• Variations of Data Classes

data classes in Python

Hi guys,

Python 3.7 alpha was recently released with the new DataClass functionality. It has reminded me of the fact that I owe you the third article of Python data type series (check out our previous articles Python dicts and Python arrays). So I've decided to lay it all out in this publication. I'm going to show you what kinds of data classes we had in Python 2 and how things have changed over time.

The idea behind the data class usage is to make your code more readable, self-documented and ensure that the correct member of a tuple is accessed, which is quite easy.

collections.namedtuple

The first data class is called the namedtuple. This object type that was added to Python 2.6+. Namedtuples are lightweight and immutable as opposed to dictionaries which they resemble in some way. After creating a specific namedtuple you cannot longer change it but adding new fields or else.

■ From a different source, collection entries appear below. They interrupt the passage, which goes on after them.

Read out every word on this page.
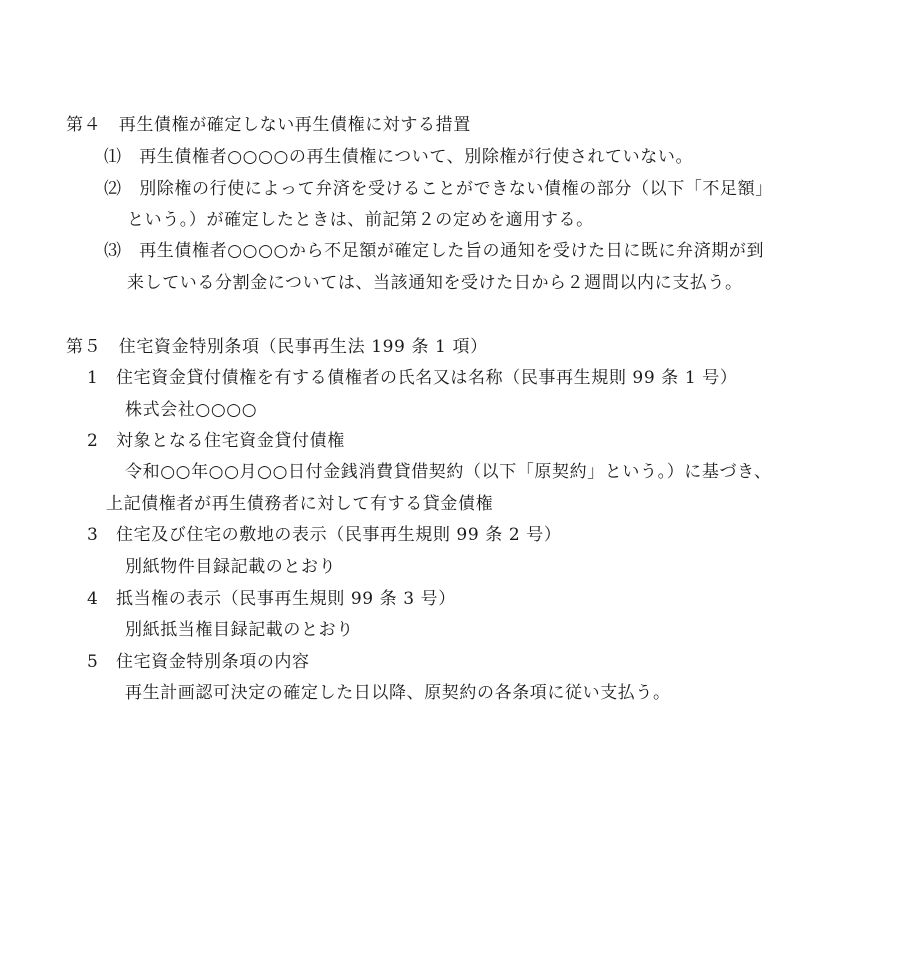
第４　再生債権が確定しない再生債権に対する措置
⑴　再生債権者○○○○の再生債権について、別除権が行使されていない。
⑵　別除権の行使によって弁済を受けることができない債権の部分（以下「不足額」
という。）が確定したときは、前記第２の定めを適用する。
⑶　再生債権者○○○○から不足額が確定した旨の通知を受けた日に既に弁済期が到
来している分割金については、当該通知を受けた日から２週間以内に支払う。
第５　住宅資金特別条項（民事再生法 199 条 1 項）
1　住宅資金貸付債権を有する債権者の氏名又は名称（民事再生規則 99 条 1 号）
株式会社○○○○
2　対象となる住宅資金貸付債権
令和○○年○○月○○日付金銭消費貸借契約（以下「原契約」という。）に基づき、
上記債権者が再生債務者に対して有する貸金債権
3　住宅及び住宅の敷地の表示（民事再生規則 99 条 2 号）
別紙物件目録記載のとおり
4　抵当権の表示（民事再生規則 99 条 3 号）
別紙抵当権目録記載のとおり
5　住宅資金特別条項の内容
再生計画認可決定の確定した日以降、原契約の各条項に従い支払う。
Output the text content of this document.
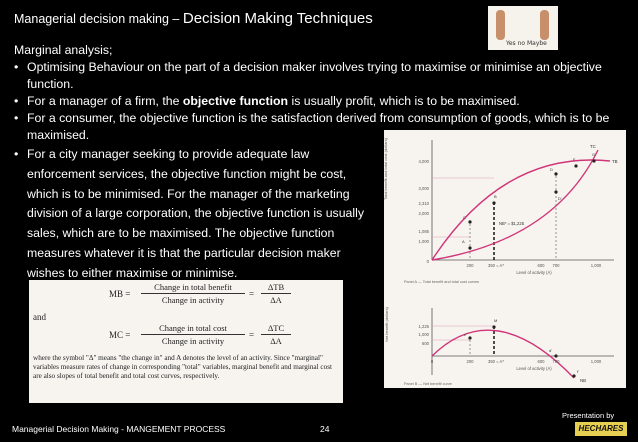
Managerial decision making – Decision Making Techniques
Yes no Maybe

Marginal analysis;

• Optimising Behaviour on the part of a decision maker involves trying to maximise or minimise an objective function.

• For a manager of a firm, the objective function is usually profit, which is to be maximised.

• For a consumer, the objective function is the satisfaction derived from consumption of goods, which is to be maximised.

• For a city manager seeking to provide adequate law
enforcement services, the objective function might be cost,
which is to be minimised. For the manager of the marketing
division of a large corporation, the objective function is usually
sales, which are to be maximised. The objective function
measures whatever it is that the particular decision maker
wishes to either maximise or minimise.
MB =
Change in total benefit
Change in activity
=
ΔTB
ΔA
and
MC =
Change in total cost
Change in activity
=
ΔTC
ΔA
where the symbol "Δ" means "the change in" and A denotes the level of an activity. Since "marginal" variables measure rates of change in corresponding "total" variables, marginal benefit and marginal cost are also slopes of total benefit and total cost curves, respectively.
Total benefit and total cost (dollars)	4,000
3,000
2,310
2,000
1,085
1,000
0
200	350 = A*	600 700	1,000
Level of activity (A)
Panel A — Total benefit and total cost curves
NB* = $1,225
TB
TC
A
B
C
D
D'
F
G
Net benefit (dollars)	1,225
1,000
600
0	200	350 = A*	600 700	1,000
Level of activity (A)
Panel B — Net benefit curve
NB
M
c'
d'
f'
Managerial Decision Making - MANGEMENT PROCESS	24
Presentation by
HECHARES
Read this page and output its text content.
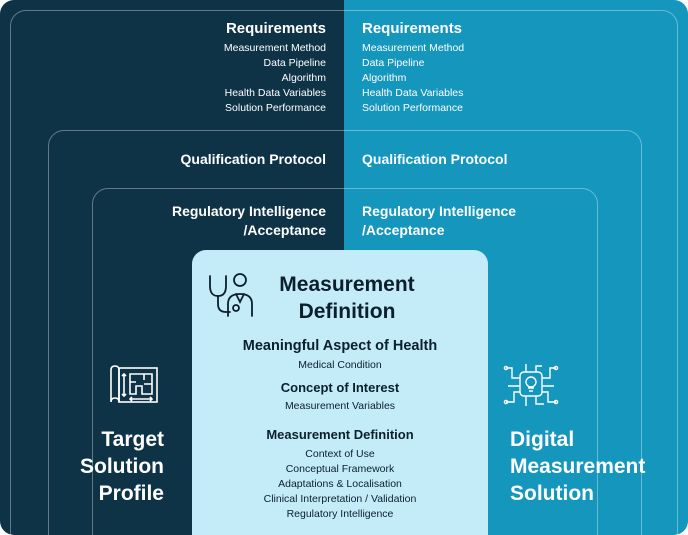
Requirements
Measurement Method
Data Pipeline
Algorithm
Health Data Variables
Solution Performance
Requirements
Measurement Method
Data Pipeline
Algorithm
Health Data Variables
Solution Performance
Qualification Protocol	Qualification Protocol
Regulatory Intelligence
/Acceptance
Regulatory Intelligence
/Acceptance
Target
Solution
Profile
Digital
Measurement
Solution
Measurement
Definition
Meaningful Aspect of Health
Medical Condition
Concept of Interest
Measurement Variables
Measurement Definition
Context of Use
Conceptual Framework
Adaptations & Localisation
Clinical Interpretation / Validation
Regulatory Intelligence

>>> from collections import namedtuple 
>>> Plane = namedtuple('Plane' , 'length height color') 
>>> plane1 = Plane(75.30, 39_000, 'white')
>>> plane1
Plane(length=75.3, height=39000, color='white')
>>> plane1.height 
39000

Namedtuples, same as tuples, are immutable, which means you cannot change the object after it was created.

>>> plane1.height = 20.0 
AttributeError: "can't set attribute" 
>>> plane1.chassis = False 
AttributeError: 
"'Plane' object has no attribute 'chassis'" 

You can get access to attributes by using index.

>>> plane1[2]
'white'

The examples of namedtuples' usage are also present in CheckiO. And here are the two of them. The first solution is from veky for the Building Base mission, and the second one is from PositronicLlama for the Open Labyrinth mission.

For more information you can also check out the following articles:

PYTHON TIPS - "Why should you use namedtuple instead of a tuple?"

PyMOTW - "namedtuple"

typing.NamedTuple

NamedTuple is the next object type which is an alternative to the namedtuple. It's used in pretty much the same way and available in Python 3.6. Basically, its main difference is the renewed syntax which reflects mostly in the field type tracking ability and type hints.

>>> from typing import NamedTuple 
class Plane(NamedTuple):
    length: float
    height: int
    color: str
>>> plane1 = Plane(75.30, 39_000, 'white')
>>> plane1
Plane(length=75.3, height=39000, color='white')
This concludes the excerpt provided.